GamesBeat: Do you have any expectations about the results for the show? Are there any expected favorites?

Adams: The beauty of the Spawnies is that it’s all fan voting. The nominees are voted on by the fans. The winners are voted on by the fans. What’s been cool is to see the variation in games. We had 2,000 submissions for nominees. More than 900 different tallies for votes. That was cool. The beauty of the show is that we get a really wide swath of different kinds of stuff. Even if they don’t win, getting a chance to see what comes in is cool. We have an audience that plays stuff in triple-A, double-A, indie, mobile. How are they looking at the video game space? Sometimes you don’t get that full visual. It’s been fun to see that continue to happen.

It’s harder, though. Folks who have an understanding of, “Well, this game could have won, and this game didn’t win–” I tell people, “Get your votes in!” Then you can flip that table and make that game you wanted to get in win. We have some folks who’ve been disappointed. But I’d much rather have the audience do it than try to curate it based on–Riana Manuel-Peña and I, that’s my cohost, we play a certain amount of games per year. I play a bit more than most because I’m a part of the press. But even then, that’s a truncated version of the breadth and depth of what we see in terms of what comes out. I’d much rather index on the audience in that way so that they can be heard, as opposed to just, “Here’s a small funnel of the games that we got a chance to play.” We want it to feel pushed in that way.

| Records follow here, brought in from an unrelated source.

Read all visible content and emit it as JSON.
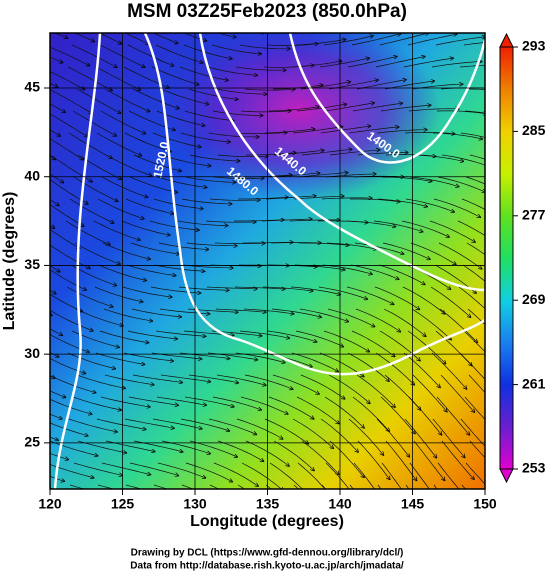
{
  "chart_data": {
    "type": "streamline-map",
    "title": "MSM 03Z25Feb2023 (850.0hPa)",
    "xlabel": "Longitude (degrees)",
    "ylabel": "Latitude  (degrees)",
    "xlim": [
      120,
      150
    ],
    "xticks": [
      120,
      125,
      130,
      135,
      140,
      145,
      150
    ],
    "ylim": [
      22.4,
      48.1
    ],
    "yticks": [
      25,
      30,
      35,
      40,
      45
    ],
    "grid": true,
    "contour_labels": [
      "1520.0",
      "1480.0",
      "1440.0",
      "1400.0"
    ],
    "colorbar": {
      "clim": [
        253,
        293
      ],
      "ticks": [
        253,
        261,
        269,
        277,
        285,
        293
      ],
      "colors": [
        "#e000d0",
        "#6a1fd0",
        "#1030e0",
        "#1a80f0",
        "#10d0e0",
        "#20e060",
        "#60e020",
        "#c8f000",
        "#f0d000",
        "#f08000",
        "#f02000"
      ]
    },
    "footer": [
      "Drawing by DCL (https://www.gfd-dennou.org/library/dcl/)",
      "Data from http://database.rish.kyoto-u.ac.jp/arch/jmadata/"
    ]
  }
}
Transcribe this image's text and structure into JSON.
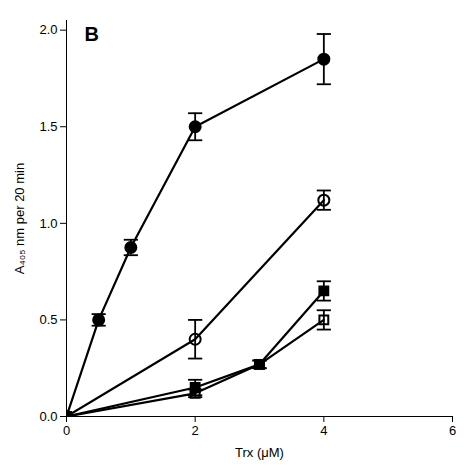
{
  "chart_data": {
    "type": "line",
    "xlabel": "Trx (μM)",
    "ylabel": "A₄₀₅ nm per 20 min",
    "annotations": [
      "B"
    ],
    "xlim": [
      0,
      6
    ],
    "ylim": [
      0,
      2.05
    ],
    "xticks": [
      0,
      2,
      4,
      6
    ],
    "yticks": [
      {
        "value": 0,
        "label": "0.0"
      },
      0.5,
      {
        "value": 1.0,
        "label": "1.0"
      },
      1.5,
      {
        "value": 2.0,
        "label": "2.0"
      }
    ],
    "series": [
      {
        "color": "black",
        "marker": "circle",
        "x": [
          0,
          0.5,
          1.0,
          2.0,
          4.0
        ],
        "values": [
          0,
          0.5,
          0.875,
          1.5,
          1.85
        ],
        "yerr": [
          0,
          0.03,
          0.04,
          0.07,
          0.13
        ]
      },
      {
        "color": "black",
        "marker": "circle_open",
        "x": [
          0,
          2.0,
          4.0
        ],
        "values": [
          0,
          0.4,
          1.12
        ],
        "yerr": [
          0,
          0.1,
          0.05
        ]
      },
      {
        "color": "black",
        "marker": "square",
        "x": [
          0,
          2.0,
          3.0,
          4.0
        ],
        "values": [
          0,
          0.15,
          0.27,
          0.65
        ],
        "yerr": [
          0,
          0.04,
          0.02,
          0.05
        ]
      },
      {
        "color": "black",
        "marker": "square_open",
        "x": [
          0,
          2.0,
          3.0,
          4.0
        ],
        "values": [
          0,
          0.12,
          0.27,
          0.5
        ],
        "yerr": [
          0,
          0.02,
          0.02,
          0.05
        ]
      }
    ]
  }
}
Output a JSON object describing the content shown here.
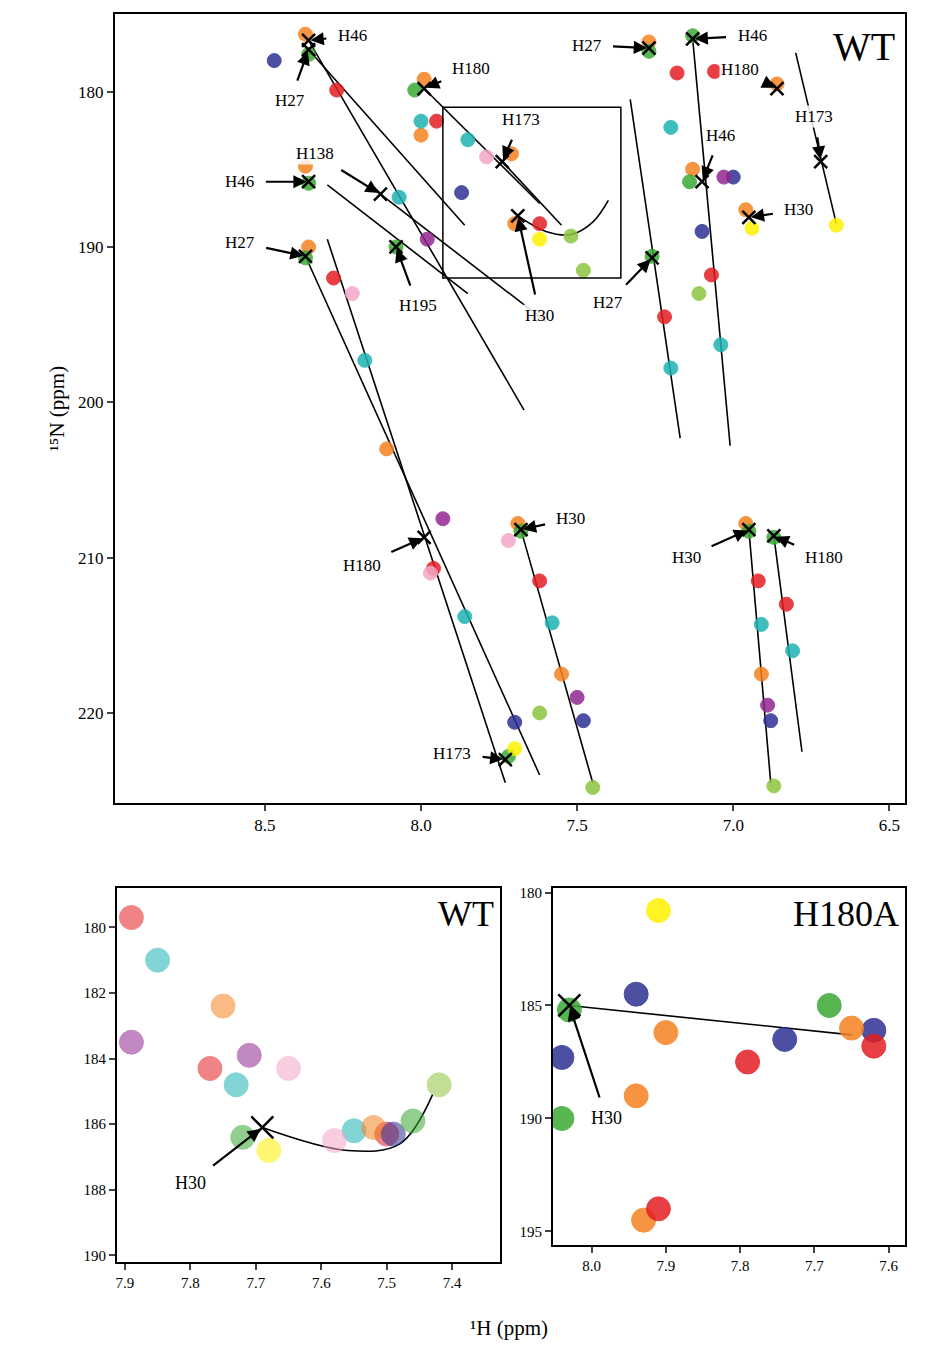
{
  "chart_data": [
    {
      "type": "scatter",
      "label": "WT",
      "y_label": "¹⁵N (ppm)",
      "xlim": [
        8.98,
        6.45
      ],
      "xticks": [
        8.5,
        {
          "value": 8,
          "label": "8.0"
        },
        7.5,
        {
          "value": 7,
          "label": "7.0"
        },
        6.5
      ],
      "ylim": [
        225.8,
        175
      ],
      "yticks": [
        180,
        190,
        200,
        210,
        220
      ],
      "box": {
        "x0": 7.93,
        "x1": 7.36,
        "y0": 181.0,
        "y1": 192.0
      },
      "series": [
        {
          "type": "line",
          "color": "#000000",
          "line_style": "solid",
          "x": [
            8.36,
            7.67,
            null,
            8.36,
            7.86,
            null,
            7.99,
            7.62,
            null,
            7.74,
            7.55,
            null,
            8.13,
            7.6,
            null,
            8.3,
            7.85,
            null,
            8.37,
            7.62,
            null,
            8.3,
            7.73,
            null,
            7.68,
            7.45,
            null,
            7.33,
            7.17,
            null,
            7.13,
            7.01,
            null,
            6.8,
            6.67,
            null,
            6.95,
            6.88,
            null,
            6.87,
            6.78
          ],
          "y": [
            176.7,
            200.5,
            null,
            177.3,
            188.6,
            null,
            179.8,
            187.2,
            null,
            184.5,
            188.6,
            null,
            186.6,
            194.8,
            null,
            186.0,
            193.0,
            null,
            190.6,
            224.0,
            null,
            189.5,
            224.5,
            null,
            208.2,
            224.5,
            null,
            180.5,
            202.3,
            null,
            176.6,
            202.8,
            null,
            177.5,
            188.5,
            null,
            208.2,
            224.5,
            null,
            208.6,
            222.5
          ]
        },
        {
          "type": "line",
          "color": "#000000",
          "line_style": "spline",
          "x": [
            7.69,
            7.6,
            7.52,
            7.45,
            7.4
          ],
          "y": [
            188.0,
            189.0,
            189.2,
            188.4,
            187.0
          ]
        },
        {
          "type": "scatter",
          "marker": "circle",
          "color": "#f58220",
          "x": [
            8.37,
            8.37,
            8.36,
            7.99,
            7.71,
            7.69,
            7.27,
            7.13,
            6.96,
            6.86,
            6.96,
            8.11,
            7.55,
            6.91,
            8.0,
            7.7
          ],
          "y": [
            176.3,
            184.8,
            190.0,
            179.2,
            184.0,
            207.8,
            176.8,
            185.0,
            187.6,
            179.5,
            207.8,
            203.0,
            217.5,
            217.5,
            182.8,
            188.5
          ]
        },
        {
          "type": "scatter",
          "marker": "circle",
          "color": "#3aa935",
          "x": [
            8.36,
            8.36,
            8.37,
            8.02,
            8.08,
            7.72,
            7.27,
            7.14,
            7.13,
            7.26,
            6.95,
            6.87,
            7.68
          ],
          "y": [
            177.6,
            185.9,
            190.7,
            179.9,
            190.0,
            222.8,
            177.4,
            185.8,
            176.4,
            190.6,
            208.3,
            208.7,
            208.3
          ]
        },
        {
          "type": "scatter",
          "marker": "circle",
          "color": "#e31e24",
          "x": [
            8.27,
            8.28,
            7.95,
            7.96,
            7.62,
            7.22,
            7.07,
            6.92,
            6.83,
            7.62,
            7.18,
            7.06
          ],
          "y": [
            179.9,
            192.0,
            181.9,
            210.7,
            211.5,
            194.5,
            191.8,
            211.5,
            213.0,
            188.5,
            178.8,
            178.7
          ]
        },
        {
          "type": "scatter",
          "marker": "circle",
          "color": "#1fb3b3",
          "x": [
            8.18,
            7.85,
            7.86,
            7.58,
            7.2,
            7.04,
            6.91,
            6.81,
            8.0,
            7.2,
            8.07
          ],
          "y": [
            197.3,
            183.1,
            213.8,
            214.2,
            197.8,
            196.3,
            214.3,
            216.0,
            181.9,
            182.3,
            186.8
          ]
        },
        {
          "type": "scatter",
          "marker": "circle",
          "color": "#2e3192",
          "x": [
            7.87,
            7.48,
            6.88,
            7.7,
            7.1,
            7.0,
            8.47
          ],
          "y": [
            186.5,
            220.5,
            220.5,
            220.6,
            189.0,
            185.5,
            178.0
          ]
        },
        {
          "type": "scatter",
          "marker": "circle",
          "color": "#92278f",
          "x": [
            7.93,
            7.5,
            7.98,
            6.89,
            7.03
          ],
          "y": [
            207.5,
            219.0,
            189.5,
            219.5,
            185.5
          ]
        },
        {
          "type": "scatter",
          "marker": "circle",
          "color": "#f4a6c8",
          "x": [
            7.79,
            7.97,
            8.22,
            7.72
          ],
          "y": [
            184.2,
            211.0,
            193.0,
            208.9
          ]
        },
        {
          "type": "scatter",
          "marker": "circle",
          "color": "#8dc63f",
          "x": [
            7.52,
            7.45,
            6.87,
            7.62,
            7.11,
            7.48
          ],
          "y": [
            189.3,
            224.8,
            224.7,
            220.0,
            193.0,
            191.5
          ]
        },
        {
          "type": "scatter",
          "marker": "circle",
          "color": "#fff200",
          "x": [
            7.62,
            7.7,
            6.67,
            6.94
          ],
          "y": [
            189.5,
            222.3,
            188.6,
            188.8
          ]
        },
        {
          "type": "scatter",
          "marker": "x",
          "color": "#000000",
          "x": [
            8.36,
            8.36,
            7.99,
            7.74,
            7.69,
            8.13,
            8.36,
            8.37,
            8.08,
            7.27,
            7.13,
            6.86,
            6.72,
            7.1,
            6.95,
            7.26,
            7.68,
            7.99,
            6.95,
            6.87,
            7.73
          ],
          "y": [
            176.7,
            177.3,
            179.8,
            184.5,
            188.0,
            186.6,
            185.8,
            190.6,
            190.0,
            177.2,
            176.6,
            179.8,
            184.5,
            185.8,
            188.1,
            190.7,
            208.2,
            208.7,
            208.2,
            208.6,
            223.0
          ]
        }
      ],
      "annotations": [
        {
          "text": "H46",
          "x": 8.36,
          "y": 176.7,
          "tx": 8.22,
          "ty": 176.4
        },
        {
          "text": "H27",
          "x": 8.36,
          "y": 177.3,
          "tx": 8.42,
          "ty": 180.6
        },
        {
          "text": "H180",
          "x": 7.99,
          "y": 179.8,
          "tx": 7.84,
          "ty": 178.5
        },
        {
          "text": "H173",
          "x": 7.74,
          "y": 184.5,
          "tx": 7.68,
          "ty": 181.8
        },
        {
          "text": "H138",
          "x": 8.13,
          "y": 186.6,
          "tx": 8.34,
          "ty": 184.0
        },
        {
          "text": "H46",
          "x": 8.36,
          "y": 185.8,
          "tx": 8.58,
          "ty": 185.8
        },
        {
          "text": "H27",
          "x": 8.37,
          "y": 190.6,
          "tx": 8.58,
          "ty": 189.7
        },
        {
          "text": "H195",
          "x": 8.08,
          "y": 190.0,
          "tx": 8.01,
          "ty": 193.8
        },
        {
          "text": "H30",
          "x": 7.69,
          "y": 188.0,
          "tx": 7.62,
          "ty": 194.4
        },
        {
          "text": "H27",
          "x": 7.27,
          "y": 177.2,
          "tx": 7.47,
          "ty": 177.0
        },
        {
          "text": "H46",
          "x": 7.13,
          "y": 176.6,
          "tx": 6.94,
          "ty": 176.4
        },
        {
          "text": "H180",
          "x": 6.86,
          "y": 179.8,
          "tx": 6.98,
          "ty": 178.6
        },
        {
          "text": "H173",
          "x": 6.72,
          "y": 184.5,
          "tx": 6.74,
          "ty": 181.6
        },
        {
          "text": "H46",
          "x": 7.1,
          "y": 185.8,
          "tx": 7.04,
          "ty": 182.8
        },
        {
          "text": "H30",
          "x": 6.95,
          "y": 188.1,
          "tx": 6.79,
          "ty": 187.6
        },
        {
          "text": "H27",
          "x": 7.26,
          "y": 190.7,
          "tx": 7.4,
          "ty": 193.6
        },
        {
          "text": "H30",
          "x": 7.68,
          "y": 208.2,
          "tx": 7.52,
          "ty": 207.5
        },
        {
          "text": "H180",
          "x": 7.99,
          "y": 208.7,
          "tx": 8.19,
          "ty": 210.5
        },
        {
          "text": "H30",
          "x": 6.95,
          "y": 208.2,
          "tx": 7.15,
          "ty": 210.0
        },
        {
          "text": "H180",
          "x": 6.87,
          "y": 208.6,
          "tx": 6.71,
          "ty": 210.0
        },
        {
          "text": "H173",
          "x": 7.73,
          "y": 223.0,
          "tx": 7.9,
          "ty": 222.6
        }
      ]
    },
    {
      "type": "scatter",
      "label": "WT",
      "xlim": [
        7.912,
        7.327
      ],
      "xticks": [
        7.9,
        7.8,
        7.7,
        7.6,
        7.5,
        7.4
      ],
      "ylim": [
        190.2,
        178.8
      ],
      "yticks": [
        180,
        182,
        184,
        186,
        188,
        190
      ],
      "series": [
        {
          "type": "line",
          "color": "#000000",
          "line_style": "spline",
          "x": [
            7.69,
            7.56,
            7.48,
            7.43
          ],
          "y": [
            186.1,
            186.8,
            186.6,
            185.1
          ]
        },
        {
          "type": "scatter",
          "marker": "circle",
          "color": "#e31e24",
          "x": [
            7.89,
            7.5,
            7.77
          ],
          "y": [
            179.7,
            186.3,
            184.3
          ]
        },
        {
          "type": "scatter",
          "marker": "circle",
          "color": "#1fb3b3",
          "x": [
            7.85,
            7.55,
            7.73
          ],
          "y": [
            181.0,
            186.2,
            184.8
          ]
        },
        {
          "type": "scatter",
          "marker": "circle",
          "color": "#f58220",
          "x": [
            7.75,
            7.52
          ],
          "y": [
            182.4,
            186.1
          ]
        },
        {
          "type": "scatter",
          "marker": "circle",
          "color": "#92278f",
          "x": [
            7.71,
            7.89
          ],
          "y": [
            183.9,
            183.5
          ]
        },
        {
          "type": "scatter",
          "marker": "circle",
          "color": "#2e3192",
          "x": [
            7.49
          ],
          "y": [
            186.3
          ]
        },
        {
          "type": "scatter",
          "marker": "circle",
          "color": "#3aa935",
          "x": [
            7.72,
            7.46
          ],
          "y": [
            186.4,
            185.9
          ]
        },
        {
          "type": "scatter",
          "marker": "circle",
          "color": "#f4a6c8",
          "x": [
            7.65,
            7.58
          ],
          "y": [
            184.3,
            186.5
          ]
        },
        {
          "type": "scatter",
          "marker": "circle",
          "color": "#fff200",
          "x": [
            7.68
          ],
          "y": [
            186.8
          ]
        },
        {
          "type": "scatter",
          "marker": "circle",
          "color": "#8dc63f",
          "x": [
            7.42
          ],
          "y": [
            184.8
          ]
        },
        {
          "type": "scatter",
          "marker": "x",
          "color": "#000000",
          "x": [
            7.69
          ],
          "y": [
            186.1
          ]
        }
      ],
      "annotations": [
        {
          "text": "H30",
          "x": 7.69,
          "y": 186.1,
          "tx": 7.8,
          "ty": 187.8
        }
      ]
    },
    {
      "type": "scatter",
      "label": "H180A",
      "xlim": [
        8.052,
        7.578
      ],
      "xticks": [
        {
          "value": 8,
          "label": "8.0"
        },
        7.9,
        7.8,
        7.7,
        7.6
      ],
      "ylim": [
        195.6,
        179.8
      ],
      "yticks": [
        180,
        185,
        190,
        195
      ],
      "series": [
        {
          "type": "line",
          "color": "#000000",
          "line_style": "solid",
          "x": [
            8.03,
            7.65
          ],
          "y": [
            185.0,
            186.3
          ]
        },
        {
          "type": "scatter",
          "marker": "circle",
          "color": "#fff200",
          "x": [
            7.91
          ],
          "y": [
            180.8
          ]
        },
        {
          "type": "scatter",
          "marker": "circle",
          "color": "#3aa935",
          "x": [
            8.03,
            7.68,
            8.04
          ],
          "y": [
            185.2,
            185.0,
            190.0
          ]
        },
        {
          "type": "scatter",
          "marker": "circle",
          "color": "#2e3192",
          "x": [
            7.94,
            8.04,
            7.74,
            7.62
          ],
          "y": [
            184.5,
            187.3,
            186.5,
            186.1
          ]
        },
        {
          "type": "scatter",
          "marker": "circle",
          "color": "#f58220",
          "x": [
            7.9,
            7.94,
            7.65,
            7.93
          ],
          "y": [
            186.2,
            189.0,
            186.0,
            194.5
          ]
        },
        {
          "type": "scatter",
          "marker": "circle",
          "color": "#e31e24",
          "x": [
            7.79,
            7.91,
            7.62
          ],
          "y": [
            187.5,
            194.0,
            186.8
          ]
        },
        {
          "type": "scatter",
          "marker": "x",
          "color": "#000000",
          "x": [
            8.03
          ],
          "y": [
            185.0
          ]
        }
      ],
      "annotations": [
        {
          "text": "H30",
          "x": 8.03,
          "y": 185.0,
          "tx": 7.98,
          "ty": 190.0
        }
      ]
    }
  ],
  "x_label": "¹H (ppm)"
}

I’m excited. We’re hopefully going to expand the show in a big way this year. Next year will get even bigger. Our broadcast partner, IGN, is going to be with us. It’ll be cool to do it for the first time with them. We have a Grammy award winner for our music guest this year, which is wild to think about. I just hope that people come to the table with open minds and hearts about it. This year has been hard. The next couple of years are still going to be hard. But I hope that people can find some catharsis in the hour and change that we have your eyes and years with the show. I hope that people support it, that they come in to be sponsors and viewers and showcase that this has a lane we’re filling that no one else can. That’s the hope.